Having seen today’s Daily Mail, I’m beginning to wonder whether Amanda Platell is employing the same strategy to boost her fledgling career. Unfortunately for her, she’s terrible at it.
In an admittedly arresting column, Platell tries to argue against preventative medicine. There are many well rehearsed arguments against preventative medicine, not least that the logical conclusion is that everybody is in need of some form of ‘treatment’, the cost of which will ultimately be unsustainable within the NHS.
But Platell tries to be provocative, by picking on ‘fat people’. She suggests that fat people should not be supported by the NHS to lose weight, as the money would be better spent on Herceptin and Aricept.

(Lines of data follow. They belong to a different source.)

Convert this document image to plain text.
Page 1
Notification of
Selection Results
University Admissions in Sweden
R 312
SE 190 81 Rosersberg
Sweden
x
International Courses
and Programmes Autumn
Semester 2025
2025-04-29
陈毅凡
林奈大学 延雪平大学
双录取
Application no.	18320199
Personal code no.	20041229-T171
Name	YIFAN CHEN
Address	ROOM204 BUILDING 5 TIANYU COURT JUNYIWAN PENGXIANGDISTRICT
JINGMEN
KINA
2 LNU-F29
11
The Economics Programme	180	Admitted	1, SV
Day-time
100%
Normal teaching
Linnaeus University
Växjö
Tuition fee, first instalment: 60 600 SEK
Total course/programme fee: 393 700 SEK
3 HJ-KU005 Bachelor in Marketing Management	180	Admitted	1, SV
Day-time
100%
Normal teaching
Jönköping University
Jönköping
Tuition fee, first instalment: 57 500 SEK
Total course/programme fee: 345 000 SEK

She’s comparing the furore surrounding the delayed provision of drugs whilst evidence about them is weighed against their cost effectiveness with the provision of weight loss treatments which are not only proven to work, but allow a person to improve their physical wellbeing to a point that they are likely to use fewer NHS resources in future.
This would possibly be passably illogical – after all, one has to skirt around the logic of an issue to convince people that something ridiculous is right – had she not then gone and pointed out the flaw in her theory in the fourth sentence, where she points out the long term costs of providing knee replacements, hip replacements, back pain treatments, and mobility aids to fat people. But Amanda! If we stop the people being fat, those costs disappear!
She points out that the patients of her friend who works in an NHS weight-loss clinic – a ‘friend’ she evidently wants to see sacked – don’t know what foods are healthy and unhealthy, and then suggests that withdrawal of services advising them on healthy eating would ‘shock a huge number of the overweight’ into losing weight.
She talks about her childhood in “post-war, food-scarce, ration-booked Britain”, despite growing up in Perth, Australia, and being born three years after rationing ended.
Right at the end of her column, she slips in that alcohol and tobacco are equally ‘the result of individuals choosing an unhealthy lifestyle”, and we should only treat the malignant results of these aberrations rather than stop the original cause.
There was a time when I liked Amanda Platell’s writing. Back in her New Statesman days, her column would be a must-read. I rarely agreed within anything she said, but in a strange way, that made it all the more compelling.
So why is she wasting her time writing sub-standard articles for the Daily Mail – not quite spiteful enough to be Melanie Phillips, not quite outraged enough to be Richard Littlejohn, and not quite far enough up her own backside to be Quentin Letts?